Design Pattern - Generic - Access Area
Purpose
Section titled “Purpose”This Design Pattern describes the access area: the final area of the architecture, where the prepared data leaves the data solution for further use through outgoing interfaces.
Motivation
Section titled “Motivation”The presentation layer compiles the data available in the integration layer into a format that is fit-for-purpose for consumption — transforming the organisation’s holistic information model into specific deliveries per use case. The access area is where this delivery happens: it is the part of the solution that consumers can access.
The goal is usually to limit and simplify data access. A typical delivery model has a limited number of relationships between data sets, so consumers do not need complex join logic — the dimensional model being the classic example. Conversations about the ‘single version of the truth’ belong here: the access area is the best place in the architecture to have them, even when that truth applies to a specific use case or subject area.
Applicability
Section titled “Applicability”This pattern applies to every data solution that delivers data to consumers. Consumers vary widely — front-end reporting and analysis software, APIs, export files, exposed data sets, and people querying directly (most notably with SQL) — which is why the solution speaks of outgoing interfaces, mirroring the incoming interfaces of the staging layer.
Structure
Section titled “Structure”The access area captures the target delivery model for the data:
- Specific business logic for data delivery is applied here, to the extent it has not already been addressed in the integration layer.
- Common implementations include aggregation and organising data into hierarchies.

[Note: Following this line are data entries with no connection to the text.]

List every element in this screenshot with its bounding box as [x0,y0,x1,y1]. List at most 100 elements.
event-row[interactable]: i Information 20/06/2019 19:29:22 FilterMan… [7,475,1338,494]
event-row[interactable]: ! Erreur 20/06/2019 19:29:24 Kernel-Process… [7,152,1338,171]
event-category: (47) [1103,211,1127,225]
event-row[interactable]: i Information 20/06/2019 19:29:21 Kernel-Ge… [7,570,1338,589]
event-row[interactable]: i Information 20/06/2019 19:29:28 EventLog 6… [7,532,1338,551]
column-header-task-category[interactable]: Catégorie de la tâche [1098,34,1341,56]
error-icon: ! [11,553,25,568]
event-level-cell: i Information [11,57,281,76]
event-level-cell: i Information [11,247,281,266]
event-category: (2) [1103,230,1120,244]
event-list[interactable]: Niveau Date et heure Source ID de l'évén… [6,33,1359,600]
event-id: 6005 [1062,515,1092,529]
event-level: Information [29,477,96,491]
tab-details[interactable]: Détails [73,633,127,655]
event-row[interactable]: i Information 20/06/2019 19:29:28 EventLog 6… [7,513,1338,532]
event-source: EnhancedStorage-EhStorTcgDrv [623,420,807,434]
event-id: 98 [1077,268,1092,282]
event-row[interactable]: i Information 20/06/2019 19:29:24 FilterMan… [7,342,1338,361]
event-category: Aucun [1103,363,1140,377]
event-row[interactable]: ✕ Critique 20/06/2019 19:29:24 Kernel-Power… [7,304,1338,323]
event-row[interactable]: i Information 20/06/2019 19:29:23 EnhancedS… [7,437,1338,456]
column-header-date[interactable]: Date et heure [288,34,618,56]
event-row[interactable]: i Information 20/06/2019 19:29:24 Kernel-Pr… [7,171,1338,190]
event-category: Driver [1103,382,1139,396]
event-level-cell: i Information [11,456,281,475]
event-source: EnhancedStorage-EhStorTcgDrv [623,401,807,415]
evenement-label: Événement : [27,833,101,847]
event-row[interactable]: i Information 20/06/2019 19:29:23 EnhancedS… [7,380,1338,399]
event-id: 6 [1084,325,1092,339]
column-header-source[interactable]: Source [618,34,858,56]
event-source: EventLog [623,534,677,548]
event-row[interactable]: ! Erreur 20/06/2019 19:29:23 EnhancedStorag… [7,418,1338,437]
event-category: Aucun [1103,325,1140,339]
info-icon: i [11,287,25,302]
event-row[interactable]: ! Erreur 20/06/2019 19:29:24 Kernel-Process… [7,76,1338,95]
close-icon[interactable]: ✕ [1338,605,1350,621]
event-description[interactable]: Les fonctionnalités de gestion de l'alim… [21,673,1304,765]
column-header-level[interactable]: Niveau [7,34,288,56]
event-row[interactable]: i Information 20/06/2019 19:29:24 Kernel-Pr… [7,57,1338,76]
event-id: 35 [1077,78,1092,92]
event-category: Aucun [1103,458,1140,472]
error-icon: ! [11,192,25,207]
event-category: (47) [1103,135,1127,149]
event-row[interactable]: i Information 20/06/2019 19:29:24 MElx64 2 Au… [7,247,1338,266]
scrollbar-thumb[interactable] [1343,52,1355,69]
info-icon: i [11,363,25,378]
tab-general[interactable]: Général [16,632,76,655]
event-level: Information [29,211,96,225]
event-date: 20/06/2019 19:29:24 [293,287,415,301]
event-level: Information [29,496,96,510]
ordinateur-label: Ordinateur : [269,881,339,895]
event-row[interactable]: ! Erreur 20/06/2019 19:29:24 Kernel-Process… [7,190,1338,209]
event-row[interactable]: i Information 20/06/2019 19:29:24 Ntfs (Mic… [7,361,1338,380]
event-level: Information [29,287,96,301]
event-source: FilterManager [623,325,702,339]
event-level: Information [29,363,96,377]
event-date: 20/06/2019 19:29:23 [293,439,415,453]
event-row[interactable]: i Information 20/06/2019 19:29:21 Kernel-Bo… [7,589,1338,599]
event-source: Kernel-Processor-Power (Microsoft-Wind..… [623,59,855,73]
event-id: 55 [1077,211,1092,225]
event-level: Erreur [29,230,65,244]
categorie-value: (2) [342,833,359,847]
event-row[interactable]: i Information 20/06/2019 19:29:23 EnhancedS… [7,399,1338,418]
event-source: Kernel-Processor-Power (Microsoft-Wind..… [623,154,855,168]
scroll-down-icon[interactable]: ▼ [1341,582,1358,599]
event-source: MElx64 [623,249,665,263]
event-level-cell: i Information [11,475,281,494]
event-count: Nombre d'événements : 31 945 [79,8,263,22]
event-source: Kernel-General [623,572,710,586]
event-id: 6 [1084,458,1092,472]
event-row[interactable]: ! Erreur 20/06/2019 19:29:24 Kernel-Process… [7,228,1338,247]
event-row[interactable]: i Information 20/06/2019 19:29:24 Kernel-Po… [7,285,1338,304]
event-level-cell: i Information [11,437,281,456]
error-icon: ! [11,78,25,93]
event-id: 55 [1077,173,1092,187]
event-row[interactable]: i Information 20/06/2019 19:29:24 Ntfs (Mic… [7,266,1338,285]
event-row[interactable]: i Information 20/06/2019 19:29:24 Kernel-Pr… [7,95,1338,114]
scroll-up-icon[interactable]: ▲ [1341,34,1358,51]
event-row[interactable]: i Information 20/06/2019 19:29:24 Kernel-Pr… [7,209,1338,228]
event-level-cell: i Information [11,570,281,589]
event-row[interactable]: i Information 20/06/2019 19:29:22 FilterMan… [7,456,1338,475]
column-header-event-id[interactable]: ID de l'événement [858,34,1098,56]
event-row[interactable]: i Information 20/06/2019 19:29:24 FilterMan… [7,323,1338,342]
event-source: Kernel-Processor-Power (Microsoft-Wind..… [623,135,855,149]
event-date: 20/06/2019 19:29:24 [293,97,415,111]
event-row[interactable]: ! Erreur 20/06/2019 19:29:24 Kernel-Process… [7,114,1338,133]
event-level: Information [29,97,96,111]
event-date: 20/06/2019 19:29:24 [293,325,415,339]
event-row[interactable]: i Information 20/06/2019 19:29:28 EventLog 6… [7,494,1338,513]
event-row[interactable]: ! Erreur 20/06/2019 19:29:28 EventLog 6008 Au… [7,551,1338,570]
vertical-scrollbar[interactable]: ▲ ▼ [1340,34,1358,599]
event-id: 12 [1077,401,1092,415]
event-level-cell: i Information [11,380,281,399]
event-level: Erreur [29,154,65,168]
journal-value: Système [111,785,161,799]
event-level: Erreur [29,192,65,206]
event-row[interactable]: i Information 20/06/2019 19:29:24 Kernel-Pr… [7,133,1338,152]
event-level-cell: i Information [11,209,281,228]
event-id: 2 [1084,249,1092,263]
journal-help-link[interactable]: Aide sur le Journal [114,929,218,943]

- Each delivery (data mart) reflects its use case; the shape varies with the consumer.
Implementation guidelines
Section titled “Implementation guidelines”- Introduce a decoupling mechanism to isolate consumers from changes in the data solution’s structure. A common approach is database views on top of the access area objects: the semantic layer references the views, never the underlying objects directly. Changes can then be applied while the view preserves backwards compatibility, until consumers have updated their interfaces.
- Keep data marts as small as possible, so they remain decoupled from each other — a change in one mart should not affect other marts and their applications.
- Where final preparation is expensive or shared between deliveries, support the access area with a performance area rather than complicating the delivery objects themselves.
Considerations and consequences
Section titled “Considerations and consequences”- The ‘truth’ delivered is fit-for-purpose: different use cases may legitimately receive differently shaped (or differently aggregated) data from the same integrated foundation.
- Decoupling through views adds a maintained artefact per delivery, but buys the freedom to evolve the solution without breaking consumers.
- The variety of outgoing interfaces means the access area is where format-specific concerns (naming, data types, time zone presentation) are finally resolved.